Along with these exciting improvements, the WordPress REST API is being integrated into Core. The REST API makes it much easier for us to build themes with JavaScript. There is no better time to start getting familiar with how the WordPress ecosystem is changing.

The Series

In this five-part tutorial, we’ll expose you to the brave new world that WordPress theme development might inhabit in the coming years. While the best practices for building a theme in this way are still to be established, we’ll do our very best to guide you into the secret garden of the future.

Stay tuned for:

  1. JavaScript, jQuery and the web landscape today
  2. Introducing REST APIs
  3. Challenges in JavaScript-Based Theming
  4. Bringing React into our theme
  5. Et voila, a JavaScript WordPress theme that uses the WordPress REST API

Theming with the REST API – Meet Picard

If there’s one thing that has been making waves in the WordPress ecosystem this year, it is the new REST API. Officially known as WP-API, and currently available as a plugin, it is due to be rolled into core at some point this year.

A REST API?

A REST API may not initially seem like a useful feature for theme developers. It is clearly very useful for those looking to use WordPress as an application platform, but how the REST API can be used within a theme is perhaps more opaque.

The Theme Division at Automattic have had an eye on the potential uses of a REST API powering a theme for at least a couple of years now, and in recent months some concepts have started to take shape.

The Future is JavaScript

There are many potential benefits to building themes that rely more than ever before on JavaScript and the REST API, including but not limited to:

  • Design: We can have smooth transitions between the different types of content on our websites.
  • Speed: We can store content from the REST API in localStorage (effectively the browser’s memory). This means that on the initial site load we can store any post that is retrieved. Imagine a user clicking a ‘read more’ link and the full post being displayed without the need of a further server request.
  • Offline: By handling interactions with JavaScript, as developers we gain control of what happens if the user goes offline while browsing our site. We can let them know that the server doesn’t appear to be reachable and we can present content that we know is stored in their browser in a graceful way.

Picard Screenshot

Picard

In February of this year, the team worked together on a prototype REST API theme that has become known as Picard (a geeky nod to “the next generation” of themes). To create Picard, we used React, a JavaScript library for building user interfaces. Coupled with vanilla JavaScript and a number of other libraries sourced through npm, we were quickly able to produce an engaging, working prototype.
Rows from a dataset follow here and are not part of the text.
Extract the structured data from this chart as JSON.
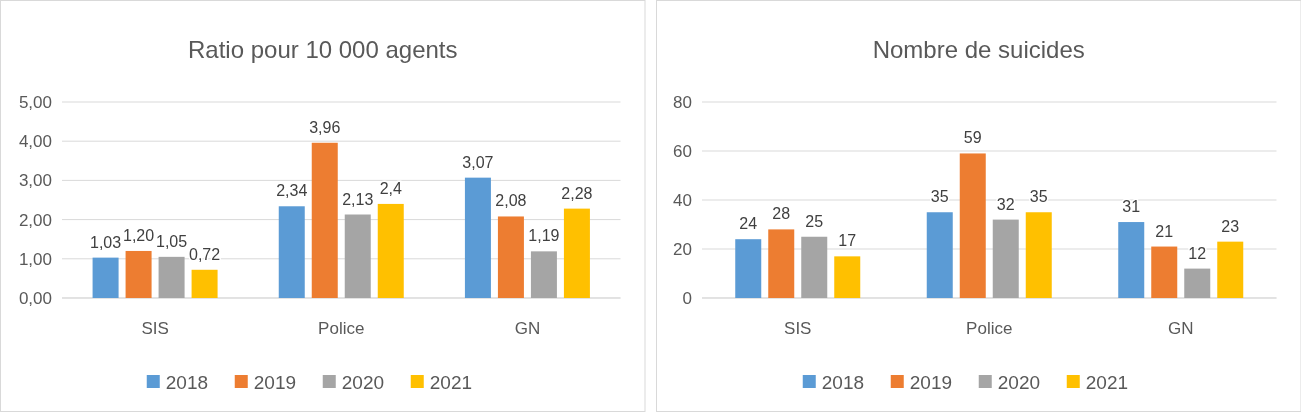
{
  "chart_data": [
    {
      "type": "bar",
      "title": "Ratio pour 10 000 agents",
      "categories": [
        "SIS",
        "Police",
        "GN"
      ],
      "series": [
        {
          "name": "2018",
          "color": "#5b9bd5",
          "values": [
            1.03,
            2.34,
            3.07
          ],
          "value_labels": [
            "1,03",
            "2,34",
            "3,07"
          ]
        },
        {
          "name": "2019",
          "color": "#ed7d31",
          "values": [
            1.2,
            3.96,
            2.08
          ],
          "value_labels": [
            "1,20",
            "3,96",
            "2,08"
          ]
        },
        {
          "name": "2020",
          "color": "#a5a5a5",
          "values": [
            1.05,
            2.13,
            1.19
          ],
          "value_labels": [
            "1,05",
            "2,13",
            "1,19"
          ]
        },
        {
          "name": "2021",
          "color": "#ffc000",
          "values": [
            0.72,
            2.4,
            2.28
          ],
          "value_labels": [
            "0,72",
            "2,4",
            "2,28"
          ]
        }
      ],
      "ylim": [
        0,
        5
      ],
      "yticks": [
        {
          "value": 0,
          "label": "0,00"
        },
        {
          "value": 1,
          "label": "1,00"
        },
        {
          "value": 2,
          "label": "2,00"
        },
        {
          "value": 3,
          "label": "3,00"
        },
        {
          "value": 4,
          "label": "4,00"
        },
        {
          "value": 5,
          "label": "5,00"
        }
      ],
      "grid": "y",
      "legend": "bottom"
    },
    {
      "type": "bar",
      "title": "Nombre de suicides",
      "categories": [
        "SIS",
        "Police",
        "GN"
      ],
      "series": [
        {
          "name": "2018",
          "color": "#5b9bd5",
          "values": [
            24,
            35,
            31
          ]
        },
        {
          "name": "2019",
          "color": "#ed7d31",
          "values": [
            28,
            59,
            21
          ]
        },
        {
          "name": "2020",
          "color": "#a5a5a5",
          "values": [
            25,
            32,
            12
          ]
        },
        {
          "name": "2021",
          "color": "#ffc000",
          "values": [
            17,
            35,
            23
          ]
        }
      ],
      "ylim": [
        0,
        80
      ],
      "yticks": [
        0,
        20,
        40,
        60,
        80
      ],
      "grid": "y",
      "legend": "bottom",
      "data_labels": true
    }
  ]
}
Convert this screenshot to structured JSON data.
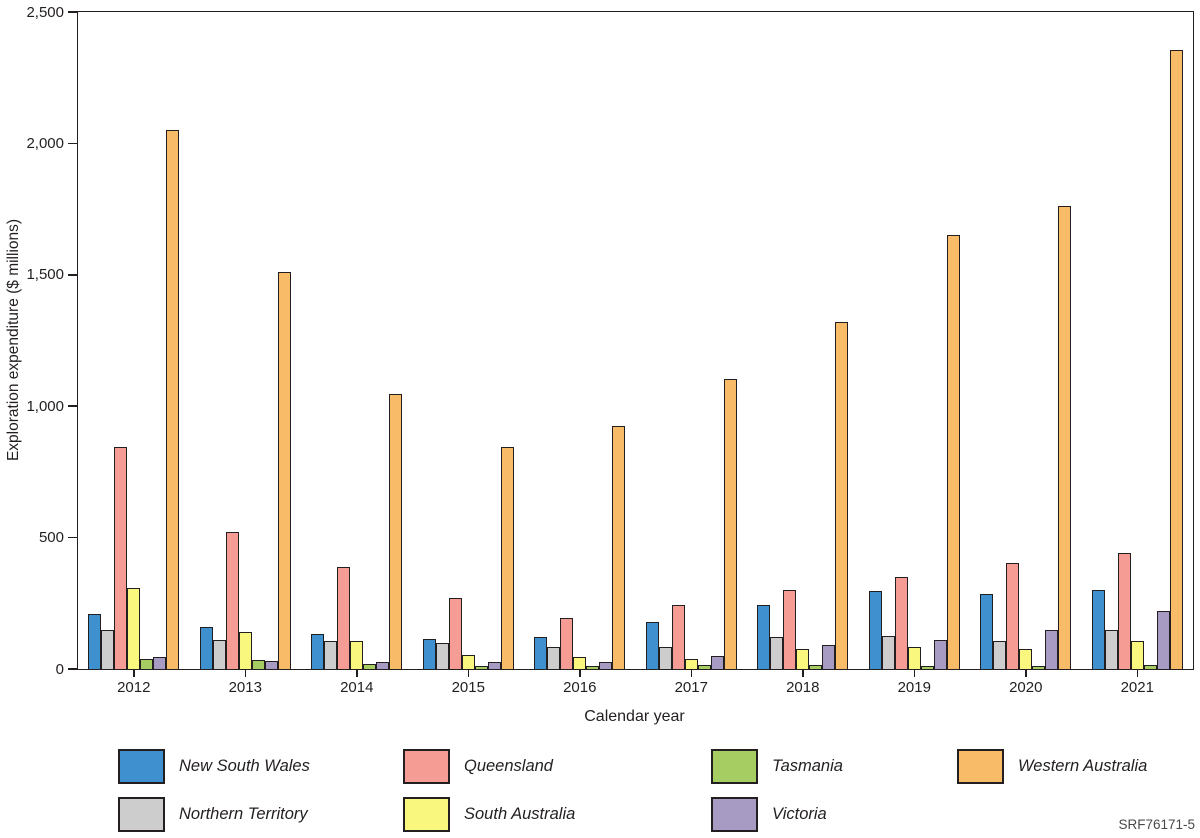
{
  "figure_code": "SRF76171-5",
  "chart_data": {
    "type": "bar",
    "title": "",
    "xlabel": "Calendar year",
    "ylabel": "Exploration expenditure ($ millions)",
    "categories": [
      "2012",
      "2013",
      "2014",
      "2015",
      "2016",
      "2017",
      "2018",
      "2019",
      "2020",
      "2021"
    ],
    "series": [
      {
        "name": "New South Wales",
        "color": "#3F90CE",
        "values": [
          210,
          160,
          135,
          115,
          120,
          180,
          245,
          295,
          285,
          300
        ]
      },
      {
        "name": "Northern Territory",
        "color": "#CDCDCD",
        "values": [
          150,
          110,
          105,
          100,
          85,
          85,
          120,
          125,
          105,
          150
        ]
      },
      {
        "name": "Queensland",
        "color": "#F59C95",
        "values": [
          845,
          520,
          390,
          270,
          195,
          245,
          300,
          350,
          405,
          440
        ]
      },
      {
        "name": "South Australia",
        "color": "#FAF77E",
        "values": [
          310,
          140,
          105,
          55,
          45,
          40,
          75,
          85,
          75,
          105
        ]
      },
      {
        "name": "Tasmania",
        "color": "#A5CD62",
        "values": [
          40,
          35,
          20,
          10,
          10,
          15,
          15,
          10,
          10,
          15
        ]
      },
      {
        "name": "Victoria",
        "color": "#A89BC3",
        "values": [
          45,
          30,
          25,
          25,
          25,
          50,
          90,
          110,
          150,
          220
        ]
      },
      {
        "name": "Western Australia",
        "color": "#F8BB68",
        "values": [
          2050,
          1510,
          1045,
          845,
          925,
          1105,
          1320,
          1650,
          1760,
          2355
        ]
      }
    ],
    "ylim": [
      0,
      2500
    ],
    "yticks": {
      "labels": [
        "0",
        "500",
        "1,000",
        "1,500",
        "2,000",
        "2,500"
      ],
      "values": [
        0,
        500,
        1000,
        1500,
        2000,
        2500
      ]
    },
    "grid": false,
    "legend_position": "bottom"
  },
  "legend": {
    "rows": [
      [
        "New South Wales",
        "Queensland",
        "Tasmania",
        "Western Australia"
      ],
      [
        "Northern Territory",
        "South Australia",
        "Victoria"
      ]
    ]
  }
}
Recently, I have been talking about building themes with the REST API and our approach to building Picard at a number of WordCamps so far this year, culminating in a workshop at the inaugural LoopConf.

Today, Picard is now publicly available on GitHub.

Tango

We intend to continue developing Picard and working on some of the harder problems that we have not yet solved. We aren’t stopping at Picard either. Our experiments have led us in various directions. My colleague Kirk Wight has created another experimental theme called Tango. Tango is an extension of the concepts we are exploring with Picard, blended with the bulletproof Underscores starter theme.

Make It So

The future of WordPress theming may dramatically shift with the official adoption of the REST API but you don’t have to wait for the future to take advantage of it now. Clone Picard and Tango. Experiment and see what you can do. These are exciting times for themes!